My artistic approach is part of the long and rich tradition of geometric folding. Following an initial interest in using origami as a space generator, I now anchor my artistic research on tectonics and the spatial characteristics of sculptures based on the principles of origami. These sculptures present to me a distinctive material poetry. The bend-induced ripple introduces a unique rhythmic pattern, which in turn provides a luminous variation full of nuances. The shape of the objects is also transformable, a dynamism that is expressed by the range of variation of deployment of folded patterns.

The inherently changing nature of geometric origami folds is one of the key topics in my artistic approach.
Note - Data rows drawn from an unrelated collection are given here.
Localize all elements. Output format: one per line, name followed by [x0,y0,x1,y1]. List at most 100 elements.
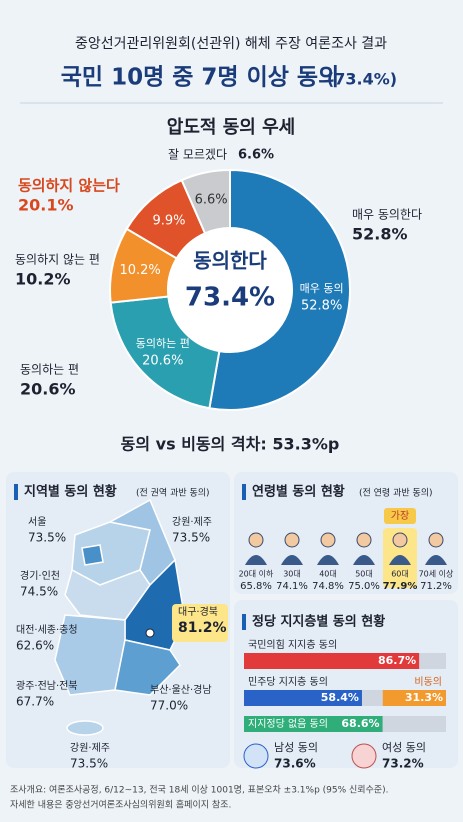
map-seoul [81,544,104,566]
outer-value: 20.6% [20,380,76,399]
person-head [284,532,300,548]
region-value: 62.6% [16,639,54,653]
map-jeju [66,720,104,736]
age-name: 40대 [319,570,337,579]
bar-value: 31.3% [405,691,443,704]
map-pin [145,628,155,638]
outer-value: 10.2% [15,270,71,289]
age-value: 71.2% [420,581,452,592]
segment-value: 20.6% [142,353,183,368]
footer-text: 조사개요: 여론조사공정, 6/12~13, 전국 18세 이상 1001명, … [10,784,389,796]
age-value: 77.9% [383,581,418,592]
outer-name: 동의하지 않는다 [18,177,120,195]
bar-value: 58.4% [321,691,359,704]
outer-value: 6.6% [238,148,274,163]
region-name: 광주·전남·전북 [16,680,78,692]
person-body [353,555,375,565]
segment-name: 매우 동의 [300,282,344,295]
region-value: 73.5% [70,757,108,771]
map-gyeongnam [114,639,181,696]
gender-name: 남성 동의 [274,741,318,754]
age-name: 50대 [355,570,373,579]
title: 국민 10명 중 7명 이상 동의 [61,65,340,91]
section-marker [14,484,18,500]
region-note: (전 권역 과반 동의) [136,487,210,499]
age-value: 65.8% [240,581,272,592]
segment-value: 9.9% [152,214,185,229]
bar-name: 민주당 지지층 동의 [248,676,328,688]
bar-name: 국민의힘 지지층 동의 [248,639,337,651]
donut-title: 압도적 동의 우세 [167,117,295,138]
region-value: 81.2% [178,620,227,636]
outer-name: 매우 동의한다 [352,208,422,222]
person-head [248,532,264,548]
age-name: 20대 이하 [239,569,274,579]
bar [244,716,383,732]
region-name: 경기·인천 [20,569,60,582]
gap-text: 동의 vs 비동의 격차: 53.3%p [121,435,340,454]
segment-value: 52.8% [301,298,342,313]
region-name: 부산·울산·경남 [150,683,212,696]
region-name: 강원·제주 [172,516,212,528]
center-label: 동의한다 [193,249,267,273]
region-value: 67.7% [16,695,54,709]
person-head [356,532,372,548]
age-name: 30대 [283,570,301,579]
badge [384,508,416,524]
subtitle: 중앙선거관리위원회(선관위) 해체 주장 여론조사 결과 [75,36,387,52]
party-title: 정당 지지층별 동의 현황 [252,614,385,630]
age-name: 60대 [391,570,409,579]
region-name: 대구·경북 [178,605,218,618]
age-note: (전 연령 과반 동의) [359,487,433,499]
bar [244,690,362,706]
person-head [320,532,336,548]
person-body [317,555,339,565]
outer-name: 동의하는 편 [20,363,79,377]
outer-value: 52.8% [352,225,408,244]
segment-name: 동의하는 편 [136,336,190,350]
person-body [245,555,267,565]
region-value: 77.0% [150,699,188,713]
region-name: 대전·세종·충청 [16,624,78,636]
gender-value: 73.6% [274,757,316,771]
gender-icon [243,743,269,769]
age-title: 연령별 동의 현황 [252,484,345,500]
age-name: 70세 이상 [419,569,454,579]
bar-value: 68.6% [341,717,379,730]
section-marker [242,484,246,500]
person-body [281,555,303,565]
bar [244,653,420,669]
gender-name: 여성 동의 [382,741,426,754]
region-value: 73.5% [28,531,66,545]
gender-icon [351,743,377,769]
region-value: 73.5% [172,531,210,545]
center-value: 73.4% [185,283,275,313]
highlight-box [172,604,228,642]
segment-value: 10.2% [119,263,160,278]
gender-value: 73.2% [382,757,424,771]
region-name: 강원·제주 [70,742,110,754]
person-head [428,532,444,548]
bar-value: 86.7% [378,654,416,667]
bar-name: 지지정당 없음 동의 [248,717,328,730]
badge-text: 가장 [391,510,409,522]
outer-name: 동의하지 않는 편 [15,253,100,267]
bar [382,690,446,706]
donut-hole [168,228,292,352]
segment-value: 6.6% [195,192,228,207]
person-head [392,532,408,548]
bar-name: 비동의 [414,676,442,688]
person-body [389,555,411,565]
outer-value: 20.1% [18,196,74,215]
footer-text: 자세한 내용은 중앙선거여론조사심의위원회 홈페이지 참조. [10,799,231,811]
age-value: 74.8% [312,581,344,592]
region-value: 74.5% [20,585,58,599]
title-pct: (73.4%) [327,70,397,89]
region-name: 서울 [28,516,46,528]
age-value: 74.1% [276,581,308,592]
person-body [425,555,447,565]
section-marker [242,614,246,630]
map [54,498,186,736]
age-value: 75.0% [348,581,380,592]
It is, among others, this singularity which is expressed in the work «252 Variations Miroir»; which has exactly the same pattern, reproduced 252 times, but unfolded in 252 different ways. This shows the infinity of variations of possible deployment, creating a work that is both coherent and extremely varied.
My creative process varies from one work to another. Sometimes I start with a movement idea, a sketch, a diagram, and then try to make that shape. But most of the time, I start without a specific goal, simply trying to develop a distinctive visual; or, by wanting to respond to specific spatial constraints. This work is done directly on the material (paper or cardboard until now), and it is during these periods of research that errors or variations appear, thus allowing the hatching of new series. The tectonic character is therefore intrinsic (and vital) to my work: it allows me to make discoveries and to push ever further the limits of geometric folding.